There was no outlook at any point. We were hedged in everywhere by walls of foliage, of mossy tree-trunks covered with vines, of tangled undergrowth and brush. When we had gained a hill-top, nothing more was to be seen than the dark-brown band of logs on the gully bottom before us, and the dim line of road losing itself in a mass of green beyond.
Neither Herkimer nor Paris had much to say, as we rode on in the van. Major Fonda made sundry efforts to engage them in talk, as if there had been no recent dispute, no harsh words, no angry recriminations, but without special success. For my part, I said nothing whatever. Surely there was enough to think of, both as to the miserable insubordination of an hour back, and as to what the next hour might bring.
We had passed over about the worst of these patches of corduroy road, in the bottom of a ravine between two hills, where a little brook, dammed in part by the logs, spread itself out over the swampy soil on both sides. We in the van had nearly gained the summit of the farther eminence, and were resting for the moment to see how Visscher should manage with his wagon in the rear. Colonel Cox had also turned in his saddle, some ten yards farther down the hill, and was calling back angrily to his men to keep in the centre of the logs and not tip them up by walking on the ends.
While I looked Barent Coppernol called out to me: "Do you remember?
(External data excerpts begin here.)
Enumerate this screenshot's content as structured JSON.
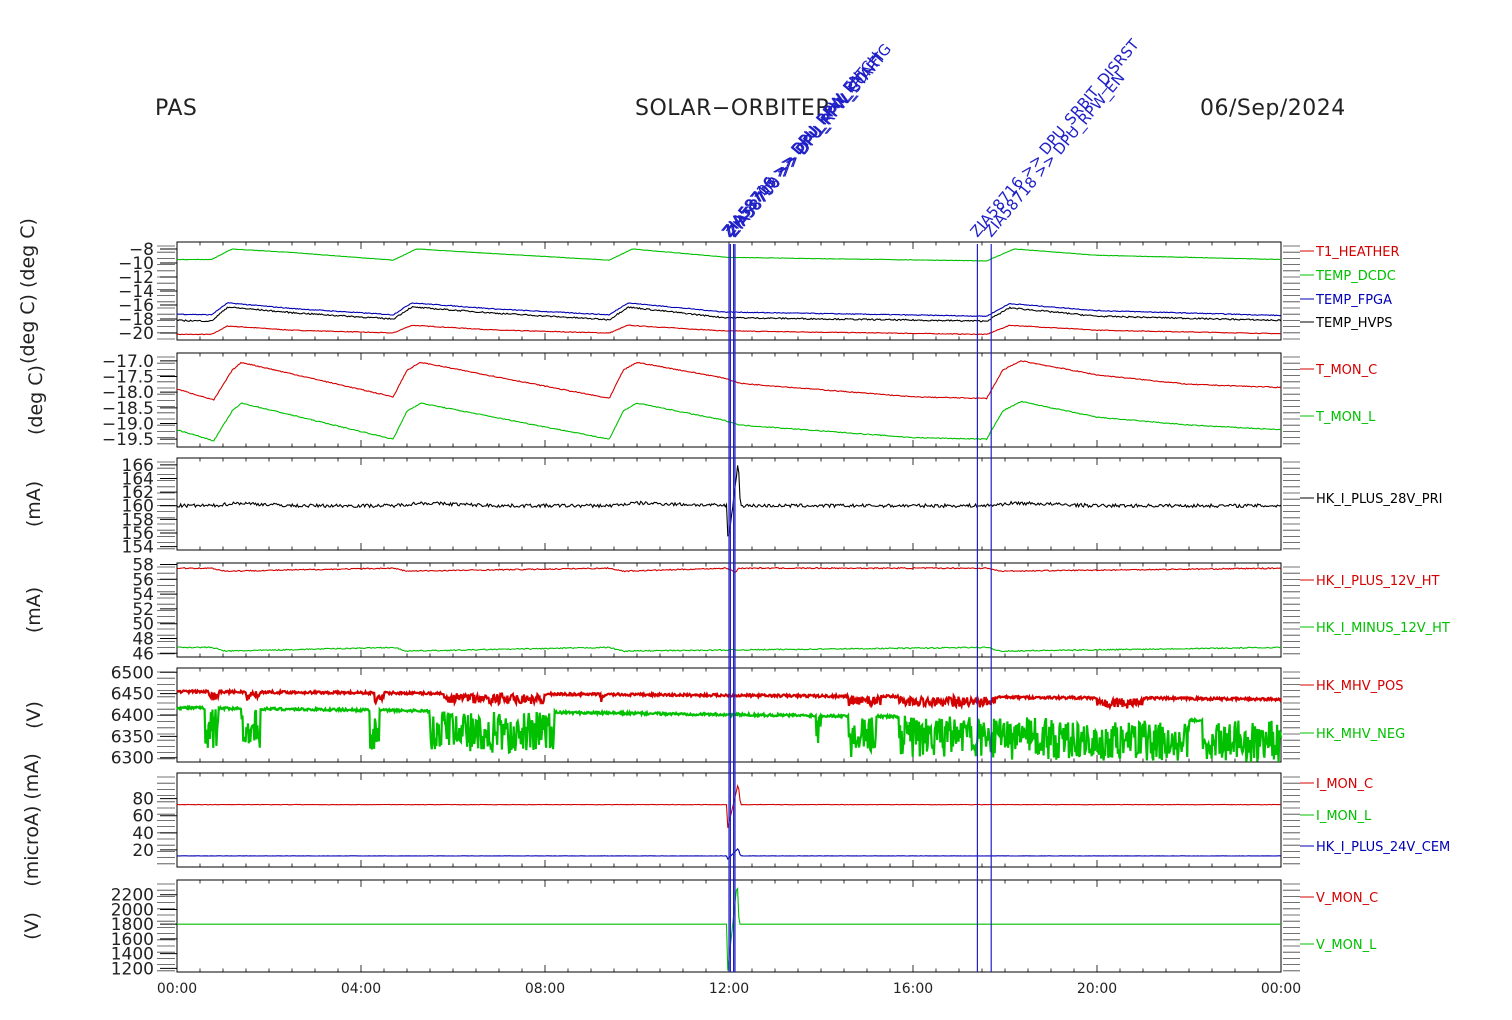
{
  "header": {
    "instrument": "PAS",
    "mission": "SOLAR−ORBITER",
    "date": "06/Sep/2024"
  },
  "colors": {
    "red": "#d40000",
    "green": "#00c000",
    "blue": "#0000b4",
    "black": "#000000",
    "event": "#2020c8"
  },
  "chart_data": {
    "type": "line",
    "x_unit": "hours",
    "xlim": [
      0,
      24
    ],
    "x_ticks": [
      0,
      4,
      8,
      12,
      16,
      20,
      24
    ],
    "x_tick_labels": [
      "00:00",
      "04:00",
      "08:00",
      "12:00",
      "16:00",
      "20:00",
      "00:00"
    ],
    "events": [
      {
        "x": 12.0,
        "label": "ZIA58716 >> DPU_RPW_EN"
      },
      {
        "x": 12.03,
        "label": "ZIA58708 >> DPU_RPW_PATCH"
      },
      {
        "x": 12.1,
        "label": "ZIA58718 >> DPU_RPW_CONFIG"
      },
      {
        "x": 12.13,
        "label": "ZIA58700 >> DPU_RPW_START"
      },
      {
        "x": 17.4,
        "label": "ZIA58716 >> DPU_SRBIT_DISRST"
      },
      {
        "x": 17.7,
        "label": "ZIA58718 >> DPU_RPW_EN"
      }
    ],
    "panels": [
      {
        "ylabel": "(deg C) (deg C)",
        "ylim": [
          -21,
          -7
        ],
        "ticks": [
          -20,
          -18,
          -16,
          -14,
          -12,
          -10,
          -8
        ],
        "tick_labels": [
          "−20",
          "−18",
          "−16",
          "−14",
          "−12",
          "−10",
          "−8"
        ],
        "series": [
          {
            "name": "T1_HEATHER",
            "color": "red",
            "noise": 0.05,
            "x": [
              0,
              0.75,
              1.1,
              2.5,
              4.7,
              5.1,
              7,
              9.4,
              9.8,
              11.9,
              17.6,
              18.1,
              20,
              24
            ],
            "y": [
              -20.2,
              -20.2,
              -19,
              -19.6,
              -20,
              -18.9,
              -19.6,
              -20,
              -18.9,
              -19.7,
              -20.2,
              -18.9,
              -19.6,
              -20.1
            ]
          },
          {
            "name": "TEMP_DCDC",
            "color": "green",
            "noise": 0.03,
            "x": [
              0,
              0.75,
              1.2,
              2.5,
              4.7,
              5.2,
              7,
              9.4,
              9.9,
              12,
              17.6,
              18.2,
              20,
              24
            ],
            "y": [
              -9.5,
              -9.5,
              -8,
              -8.5,
              -9.6,
              -8,
              -8.7,
              -9.6,
              -8,
              -9.2,
              -9.7,
              -8,
              -8.9,
              -9.5
            ]
          },
          {
            "name": "TEMP_FPGA",
            "color": "blue",
            "noise": 0.06,
            "x": [
              0,
              0.75,
              1.1,
              2.5,
              4.7,
              5.1,
              7,
              9.4,
              9.8,
              11.9,
              17.6,
              18.1,
              20,
              24
            ],
            "y": [
              -17.3,
              -17.4,
              -15.7,
              -16.5,
              -17.4,
              -15.7,
              -16.6,
              -17.4,
              -15.7,
              -17,
              -17.6,
              -15.8,
              -16.8,
              -17.5
            ]
          },
          {
            "name": "TEMP_HVPS",
            "color": "black",
            "noise": 0.1,
            "x": [
              0,
              0.75,
              1.1,
              2.5,
              4.7,
              5.1,
              7,
              9.4,
              9.8,
              11.9,
              17.6,
              18.1,
              20,
              24
            ],
            "y": [
              -18.2,
              -18.3,
              -16.3,
              -17.1,
              -18,
              -16.3,
              -17.2,
              -18.1,
              -16.3,
              -17.8,
              -18.3,
              -16.4,
              -17.6,
              -18.2
            ]
          }
        ]
      },
      {
        "ylabel": "(deg C)",
        "ylim": [
          -19.75,
          -16.75
        ],
        "ticks": [
          -19.5,
          -19.0,
          -18.5,
          -18.0,
          -17.5,
          -17.0
        ],
        "tick_labels": [
          "−19.5",
          "−19.0",
          "−18.5",
          "−18.0",
          "−17.5",
          "−17.0"
        ],
        "series": [
          {
            "name": "T_MON_C",
            "color": "red",
            "noise": 0.015,
            "x": [
              0,
              0.8,
              1.2,
              1.4,
              4.7,
              5.0,
              5.3,
              9.4,
              9.7,
              10.0,
              11.9,
              12.25,
              16,
              17.6,
              17.95,
              18.35,
              20,
              22,
              24
            ],
            "y": [
              -17.9,
              -18.25,
              -17.3,
              -17.05,
              -18.15,
              -17.3,
              -17.05,
              -18.2,
              -17.3,
              -17.05,
              -17.55,
              -17.72,
              -18.15,
              -18.2,
              -17.3,
              -17,
              -17.45,
              -17.75,
              -17.85
            ]
          },
          {
            "name": "T_MON_L",
            "color": "green",
            "noise": 0.015,
            "x": [
              0,
              0.8,
              1.2,
              1.4,
              4.7,
              5.0,
              5.3,
              9.4,
              9.7,
              10.0,
              11.9,
              12.25,
              16,
              17.6,
              17.95,
              18.35,
              20,
              22,
              24
            ],
            "y": [
              -19.2,
              -19.55,
              -18.6,
              -18.35,
              -19.5,
              -18.6,
              -18.35,
              -19.5,
              -18.6,
              -18.35,
              -18.9,
              -19.05,
              -19.45,
              -19.5,
              -18.6,
              -18.3,
              -18.8,
              -19.05,
              -19.2
            ]
          }
        ]
      },
      {
        "ylabel": "(mA)",
        "ylim": [
          153.5,
          167
        ],
        "ticks": [
          154,
          156,
          158,
          160,
          162,
          164,
          166
        ],
        "tick_labels": [
          "154",
          "156",
          "158",
          "160",
          "162",
          "164",
          "166"
        ],
        "series": [
          {
            "name": "HK_I_PLUS_28V_PRI",
            "color": "black",
            "noise": 0.25,
            "x": [
              0,
              0.8,
              1.3,
              2.5,
              4.7,
              5.3,
              7,
              9.4,
              10,
              11.95,
              11.98,
              12.2,
              12.25,
              17.6,
              18.2,
              20,
              24
            ],
            "y": [
              160,
              160,
              160.4,
              160,
              160,
              160.4,
              160,
              160,
              160.4,
              160,
              154.5,
              166.5,
              160,
              160,
              160.4,
              160,
              160
            ]
          }
        ]
      },
      {
        "ylabel": "(mA)",
        "ylim": [
          45.5,
          58.2
        ],
        "ticks": [
          46,
          48,
          50,
          52,
          54,
          56,
          58
        ],
        "tick_labels": [
          "46",
          "48",
          "50",
          "52",
          "54",
          "56",
          "58"
        ],
        "series": [
          {
            "name": "HK_I_PLUS_12V_HT",
            "color": "red",
            "noise": 0.08,
            "x": [
              0,
              0.75,
              1.05,
              4.7,
              5.0,
              9.4,
              9.7,
              11.95,
              12.15,
              12.2,
              17.6,
              17.9,
              24
            ],
            "y": [
              57.5,
              57.5,
              57.1,
              57.5,
              57.1,
              57.5,
              57.1,
              57.5,
              56.9,
              57.5,
              57.5,
              57.1,
              57.5
            ]
          },
          {
            "name": "HK_I_MINUS_12V_HT",
            "color": "green",
            "noise": 0.08,
            "x": [
              0,
              0.75,
              1.05,
              4.7,
              5.0,
              9.4,
              9.7,
              17.6,
              17.9,
              24
            ],
            "y": [
              46.8,
              46.8,
              46.3,
              46.8,
              46.3,
              46.8,
              46.3,
              46.8,
              46.3,
              46.8
            ]
          }
        ]
      },
      {
        "ylabel": "(V)",
        "ylim": [
          6290,
          6510
        ],
        "ticks": [
          6300,
          6350,
          6400,
          6450,
          6500
        ],
        "tick_labels": [
          "6300",
          "6350",
          "6400",
          "6450",
          "6500"
        ],
        "series": [
          {
            "name": "HK_MHV_POS",
            "color": "red",
            "style": "hvpos",
            "x": [
              0,
              24
            ],
            "y": [
              6455,
              6437
            ]
          },
          {
            "name": "HK_MHV_NEG",
            "color": "green",
            "style": "hvneg",
            "x": [
              0,
              24
            ],
            "y": [
              6417,
              6385
            ]
          }
        ]
      },
      {
        "ylabel": "(microA) (mA)",
        "ylim": [
          0,
          110
        ],
        "ticks": [
          20,
          40,
          60,
          80
        ],
        "tick_labels": [
          "20",
          "40",
          "60",
          "80"
        ],
        "series": [
          {
            "name": "I_MON_C",
            "color": "red",
            "noise": 0.25,
            "x": [
              0,
              11.95,
              11.97,
              12.2,
              12.25,
              24
            ],
            "y": [
              73,
              73,
              45,
              98,
              73,
              73
            ]
          },
          {
            "name": "I_MON_L",
            "color": "green",
            "noise": 0,
            "x": [],
            "y": []
          },
          {
            "name": "HK_I_PLUS_24V_CEM",
            "color": "blue",
            "noise": 0.15,
            "x": [
              0,
              11.95,
              11.97,
              12.2,
              12.25,
              24
            ],
            "y": [
              13,
              13,
              9,
              22,
              13,
              13
            ]
          }
        ]
      },
      {
        "ylabel": "(V)",
        "ylim": [
          1150,
          2400
        ],
        "ticks": [
          1200,
          1400,
          1600,
          1800,
          2000,
          2200
        ],
        "tick_labels": [
          "1200",
          "1400",
          "1600",
          "1800",
          "2000",
          "2200"
        ],
        "series": [
          {
            "name": "V_MON_C",
            "color": "red",
            "noise": 0,
            "x": [],
            "y": []
          },
          {
            "name": "V_MON_L",
            "color": "green",
            "noise": 0,
            "x": [
              0,
              11.95,
              11.97,
              12.18,
              12.22,
              24
            ],
            "y": [
              1800,
              1800,
              1150,
              2380,
              1800,
              1800
            ]
          }
        ]
      }
    ]
  }
}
This is where we camped five years ago."
Before I could answer I heard a rifle report, and saw Colonel Cox fall headlong upon the neck of his horse.
There was a momentary glimpse of dark forms running back, a strange yell, a shot or two--and then the gates of hell opened upon us.
Chapter XXXIII
The Fearsome Death-Struggle in the Forest.
Were I Homer and Shakespeare and Milton, merged all in one, I should still not know how fitly to depict the terrible scene which followed.
I had seen poor headstrong, wilful Cox pitch forward upon the mane of his horse, as if all at once his spine had been turned, into limp string; I saw now a ring of fire run out in spitting tongues of flame around the gulf, and a circle of thin whitish smoke slowly raise itself through the dark leaves of the girdling bushes. It was an appalling second of mental numbness during which I looked at this strange sight, and seemed not at all to comprehend it.